If we are searching for alternatives has anyone looked at http://code.google.com/p/html5lib/ ? It 's based directly on the WHATWG specification so we could have a filter system that's truly fluent in HTML with tokenizing / parsing rules consistent with modern browsers.

htmlpurifier seems like a good call as well. It has lots of tests and decent usage - http://drupal.org/project/htmlpurifier

At some point, there was a rumor that parts of our filter system would be based on a very old (initial) version of htmlpurifier.

So check_markup() was check_output() before, and filter_xss() was valid_input_data() before. filter_xss() is borrowed from http://sourceforge.net/projects/kses/ but has never been updated to the latest version of 2005. That said, neither check_output() nor kses is based on htmlpurifier; kses is based on http://savannah.nongnu.org/projects/gnuheter but diverged from it. And so did we.

FWIW, I asked in #whatwg about the html5lib project:

grendzy: Hi! Drupal community is looking for a more sophisticated parser to replace PHP DOM (a.k.a SimpleXML, I think based on libxml2). Is http://code.google.com/p/html5lib/ abandoned? Last commit was almost 2 years ago.

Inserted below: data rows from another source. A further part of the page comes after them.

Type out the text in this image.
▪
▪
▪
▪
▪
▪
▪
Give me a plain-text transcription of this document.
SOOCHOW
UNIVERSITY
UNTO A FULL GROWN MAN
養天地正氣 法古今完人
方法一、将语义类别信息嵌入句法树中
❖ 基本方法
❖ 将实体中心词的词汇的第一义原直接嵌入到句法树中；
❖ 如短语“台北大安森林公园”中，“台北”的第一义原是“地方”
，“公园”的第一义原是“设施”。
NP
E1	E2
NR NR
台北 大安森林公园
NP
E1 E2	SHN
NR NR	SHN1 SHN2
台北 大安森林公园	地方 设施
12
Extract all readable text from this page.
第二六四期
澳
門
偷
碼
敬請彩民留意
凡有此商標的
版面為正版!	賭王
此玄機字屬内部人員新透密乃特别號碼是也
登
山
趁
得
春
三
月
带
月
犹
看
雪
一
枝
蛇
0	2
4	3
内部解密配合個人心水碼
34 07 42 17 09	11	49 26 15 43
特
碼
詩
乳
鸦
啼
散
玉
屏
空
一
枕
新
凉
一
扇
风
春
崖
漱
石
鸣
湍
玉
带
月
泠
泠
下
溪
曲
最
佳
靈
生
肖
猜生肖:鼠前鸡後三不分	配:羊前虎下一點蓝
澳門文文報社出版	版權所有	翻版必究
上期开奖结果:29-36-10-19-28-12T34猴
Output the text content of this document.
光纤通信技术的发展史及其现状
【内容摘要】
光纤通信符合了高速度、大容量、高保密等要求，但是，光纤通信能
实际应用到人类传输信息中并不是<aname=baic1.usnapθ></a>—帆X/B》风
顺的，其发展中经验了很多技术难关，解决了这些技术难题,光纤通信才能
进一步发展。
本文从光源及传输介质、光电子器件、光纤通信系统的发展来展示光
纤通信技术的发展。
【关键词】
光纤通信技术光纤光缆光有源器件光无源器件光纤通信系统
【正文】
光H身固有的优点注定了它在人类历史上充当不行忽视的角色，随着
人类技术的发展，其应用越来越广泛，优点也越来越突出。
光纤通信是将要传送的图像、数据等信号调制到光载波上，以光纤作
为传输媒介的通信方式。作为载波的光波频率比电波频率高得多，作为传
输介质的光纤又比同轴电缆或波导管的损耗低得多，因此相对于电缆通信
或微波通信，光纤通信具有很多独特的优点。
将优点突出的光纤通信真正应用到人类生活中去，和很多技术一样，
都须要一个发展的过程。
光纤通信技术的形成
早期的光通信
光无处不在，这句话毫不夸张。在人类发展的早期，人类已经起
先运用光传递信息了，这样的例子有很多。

Thanks!
jgraham: I am not aware thatanyone is actively working on the PHP port
jgraham: If you would like to take over that would be easy to arrange
jgraham: But you should maybe check the performance before you decide what you want to do
smaug____: wasn't there some plan to support hsivonen's parser with libxml2
smaug____: grendzy: take hsivonen's parser, and generate php code from java files
hsivonen: smaug____: there's a plan. now that View Source is out of the way, it might actually become real
erlehmann: grendzy, as far as i can say, html5lib was usable 1 year ago.
erlehmann: i used the PHP portion for a wordpress plugin.
erlehmann: and am now using python.
erlehmann: PHP is pig disgusting.
miketayl_r is now known as miketaylr.
grendzy: thanks folks… anyone mind if I quote this chat on a drupal.org discussion?
AryehGregor: Go ahead.
AryehGregor: It's publicly logged.
grendzy: cool, thanks again for the feedback

I think an issue summary update (tips to do that: http://drupal.org/node/1427826)
and some suggested next steps would be helpful here.

I'll take a stab:
Next step:
implement an initial try at a patch that would use: htmlpurifier

Duplicate? - #1333730: [Meta] PHP DOM (libxml2) misinterprets HTML5

Not exactly. But unsurprisingly, both filter issues lead to the search for a replacement to PHP DOM aka SimpleXML.
The other library looks more promising, though.
So we should probably postpone this one on #1333730: [Meta] PHP DOM (libxml2) misinterprets HTML5 and focus our efforts there. As soon as we're having a proper HTML5 parser, this here will be a very straightforward followup.

Sounds good.

I think this can be unpostponed now? The linked issue is still open but it is a meta, we have a html5 parser library now.

Yes, good idea to wait until #2441373: Upgrade tests to HTML5 is fixed?

I think this can be closed as a duplicate of #2441811: Upgrade filter system to HTML5 now.

Lets closed this issue as a duplicate of #2441811: Upgrade filter system to HTML5.